Michael Niebuhr, GF
Niebuhr StahlglastechnikDas Unternehmen in Gardelegen mit einem weiteren Standort in Magdeburg beschäftigt ca. 90 Mitarbeiter und setzt Aufträge im Metall-/Stahl- und Glasbau ausschließlich für die öffentliche Hand um. Die Auslastung der Kapazitäten reicht eineinhalb Jahre voraus, von einer Krise kann also noch nicht die Rede sein.
„Der aktuelle Überhang an Aufträgen ergibt sich auch durch die zahlreichen Bauverzögerungen während der Coronazeit sowie der Ukrainekrise. Im Vergleich zum Dezember 2022 sind die Auftragseingänge um ca. 20 Prozent gesunken. Setzt sich der Rücklauf im Jahr 2024 so fort bzw. steigert sich auf ca. 30 Prozent, dann haben wir sicher ein Problem und Entlassungen lassen sich nicht vermeiden.
Indes ist klar, wenn wir Metall- und Fassadenbauer 2024 Kapazitäten abbauen müssen, dann werden wir nicht zwei oder drei Jahre nach der Beendigung einer eventuellen Bau- oder Zinskrise einfach wieder welche aufbauen können. Wir haben jetzt schon genug Probleme, Fachkräfte zu rekrutieren. Die Jugend möchte nicht mehr auf der Baustelle arbeiten, Monteure und Mitarbeiter für die Produktion sind rar; kurzum, heute möchte sich keiner mehr bei der Arbeit dreckig machen. Zudem finden wir unter der jüngeren Generation nicht die Arbeitskräfte, die unsere Kollegen ersetzen könnten, die sich in den nächsten Jahren in die Rente verabschieden.
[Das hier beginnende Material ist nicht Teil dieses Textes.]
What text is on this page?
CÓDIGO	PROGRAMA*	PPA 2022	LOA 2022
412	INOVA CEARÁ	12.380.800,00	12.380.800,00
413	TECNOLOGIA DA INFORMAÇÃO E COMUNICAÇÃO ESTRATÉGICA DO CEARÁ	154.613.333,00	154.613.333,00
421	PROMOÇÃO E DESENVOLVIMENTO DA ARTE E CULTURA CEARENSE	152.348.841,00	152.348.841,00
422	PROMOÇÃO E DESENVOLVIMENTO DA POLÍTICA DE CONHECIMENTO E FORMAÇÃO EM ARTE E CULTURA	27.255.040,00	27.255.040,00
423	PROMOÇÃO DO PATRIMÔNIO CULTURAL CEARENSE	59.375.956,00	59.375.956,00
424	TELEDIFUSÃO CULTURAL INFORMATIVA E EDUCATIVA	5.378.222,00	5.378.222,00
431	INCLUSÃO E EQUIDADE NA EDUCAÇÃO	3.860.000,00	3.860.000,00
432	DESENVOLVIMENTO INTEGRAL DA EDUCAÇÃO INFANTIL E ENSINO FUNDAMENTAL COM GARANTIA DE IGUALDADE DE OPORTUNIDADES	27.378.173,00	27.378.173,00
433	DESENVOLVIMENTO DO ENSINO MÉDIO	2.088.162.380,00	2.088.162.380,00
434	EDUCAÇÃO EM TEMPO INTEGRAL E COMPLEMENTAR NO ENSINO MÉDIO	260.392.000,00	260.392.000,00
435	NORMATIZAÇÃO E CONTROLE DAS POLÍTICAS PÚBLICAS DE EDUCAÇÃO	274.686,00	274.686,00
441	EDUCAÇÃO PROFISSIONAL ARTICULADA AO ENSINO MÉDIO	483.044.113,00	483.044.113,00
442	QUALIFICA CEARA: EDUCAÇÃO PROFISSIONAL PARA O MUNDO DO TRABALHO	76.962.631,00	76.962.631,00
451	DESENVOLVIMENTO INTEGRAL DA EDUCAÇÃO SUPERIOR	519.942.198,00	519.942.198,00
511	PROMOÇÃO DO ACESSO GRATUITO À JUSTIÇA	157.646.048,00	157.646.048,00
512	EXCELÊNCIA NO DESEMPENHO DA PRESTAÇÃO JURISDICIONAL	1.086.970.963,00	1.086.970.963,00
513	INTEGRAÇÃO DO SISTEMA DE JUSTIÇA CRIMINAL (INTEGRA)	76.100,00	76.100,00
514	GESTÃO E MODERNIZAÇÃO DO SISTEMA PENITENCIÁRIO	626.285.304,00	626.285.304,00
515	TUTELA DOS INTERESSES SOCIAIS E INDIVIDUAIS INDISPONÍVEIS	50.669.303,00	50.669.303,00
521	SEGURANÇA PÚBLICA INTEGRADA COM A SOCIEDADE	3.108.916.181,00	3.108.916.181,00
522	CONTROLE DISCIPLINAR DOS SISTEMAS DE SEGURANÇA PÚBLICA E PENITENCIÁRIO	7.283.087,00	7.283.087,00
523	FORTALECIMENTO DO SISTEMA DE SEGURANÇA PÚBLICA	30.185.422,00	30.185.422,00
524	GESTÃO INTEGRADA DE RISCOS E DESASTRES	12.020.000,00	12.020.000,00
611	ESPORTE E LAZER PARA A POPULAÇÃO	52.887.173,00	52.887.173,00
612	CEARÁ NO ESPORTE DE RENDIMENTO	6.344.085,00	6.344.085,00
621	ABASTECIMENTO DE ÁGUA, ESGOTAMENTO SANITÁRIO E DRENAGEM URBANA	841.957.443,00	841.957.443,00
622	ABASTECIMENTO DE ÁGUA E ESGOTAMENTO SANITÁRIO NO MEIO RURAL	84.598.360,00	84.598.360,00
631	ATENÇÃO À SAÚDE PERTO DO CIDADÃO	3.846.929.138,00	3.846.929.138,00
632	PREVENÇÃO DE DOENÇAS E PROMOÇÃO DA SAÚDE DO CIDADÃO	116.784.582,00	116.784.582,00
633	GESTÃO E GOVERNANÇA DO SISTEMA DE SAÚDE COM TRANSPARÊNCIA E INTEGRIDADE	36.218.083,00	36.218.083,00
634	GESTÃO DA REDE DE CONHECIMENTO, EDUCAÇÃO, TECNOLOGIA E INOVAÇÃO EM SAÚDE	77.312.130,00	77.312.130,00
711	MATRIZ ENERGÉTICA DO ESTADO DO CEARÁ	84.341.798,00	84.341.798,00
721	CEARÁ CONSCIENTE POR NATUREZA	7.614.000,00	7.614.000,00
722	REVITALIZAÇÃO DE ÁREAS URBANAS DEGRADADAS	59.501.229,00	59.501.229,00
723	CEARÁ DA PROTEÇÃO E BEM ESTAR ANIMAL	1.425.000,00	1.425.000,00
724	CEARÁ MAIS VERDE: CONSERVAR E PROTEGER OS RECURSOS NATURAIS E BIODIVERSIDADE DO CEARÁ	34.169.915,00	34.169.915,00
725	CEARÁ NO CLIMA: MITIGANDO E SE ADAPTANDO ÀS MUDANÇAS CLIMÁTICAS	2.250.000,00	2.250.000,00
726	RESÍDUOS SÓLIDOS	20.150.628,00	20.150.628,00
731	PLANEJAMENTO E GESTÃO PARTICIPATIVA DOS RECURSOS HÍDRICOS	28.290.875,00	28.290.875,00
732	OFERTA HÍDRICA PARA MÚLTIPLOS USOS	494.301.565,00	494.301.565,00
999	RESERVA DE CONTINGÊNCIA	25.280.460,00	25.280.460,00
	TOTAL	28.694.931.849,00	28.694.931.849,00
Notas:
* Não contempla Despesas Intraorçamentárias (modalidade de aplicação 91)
Es ist selbsterklärend, dass die Löhne weiter steigen müssen, um die Mehrkosten abzufangen, die nahezu wöchentlich jeden privat treffen. Zudem kennen die Spezialisten und Fachkräfte ihren Marktwert, sodass auch die Lohnkosten die Baupreise weiter in die Höhe treiben. Damit rückt das Bauen für viele Menschen weiter in unerreichbare Ferne, selbst wenn die Zinslage sich beruhigt.
Wenn die Bundesbauministerin Klara Geywitz sagt, wir sollen keine Kapazitäten abbauen, dann sollte sie der Branche Aufträge organisieren und das Bauen wieder bezahlbar machen. Momentan schaut es jedoch nicht so aus, als ob das funktioniert. Dass Investitionen – nicht zuletzt in den Brandschutz – bundesweit für öffentlichen Einrichtungen notwendig sind, zeigt der jüngste Brand in der Helios Klinik in Uelzen, wo leider fünf Menschen sterben mussten.
Gerät die Baubranche, ob im privaten oder öffentlichen Segment, weiter in die Krise, wird sich das auf alle anderen Märkte auswirken. Ein solches Szenario möchte keiner erleben und die Tragweite sich niemand ausmalen.
Ausblick
Wir haben unseren Umsatz seit 2020 jährlich ca. um 20 Prozent steigern können und sind nun optimal ausgelastet. Nichtsdestotrotz fährt das Betriebsmanagement seit der Pandemie im Krisen- und Konsolidierungsmodus — inzwischen im vierten Jahr. Deshalb versuchen wir möglichst kosten- und ressourcenschonend zu arbeiten und sind mit der Investitionsplanung vorsichtig. Mit großen Schritten treiben wir die papierlosen Abläufe im Büro und vor allem in der Produktion voran; für Lösungen und Konzepte kooperieren wir mit der Universität Magdeburg.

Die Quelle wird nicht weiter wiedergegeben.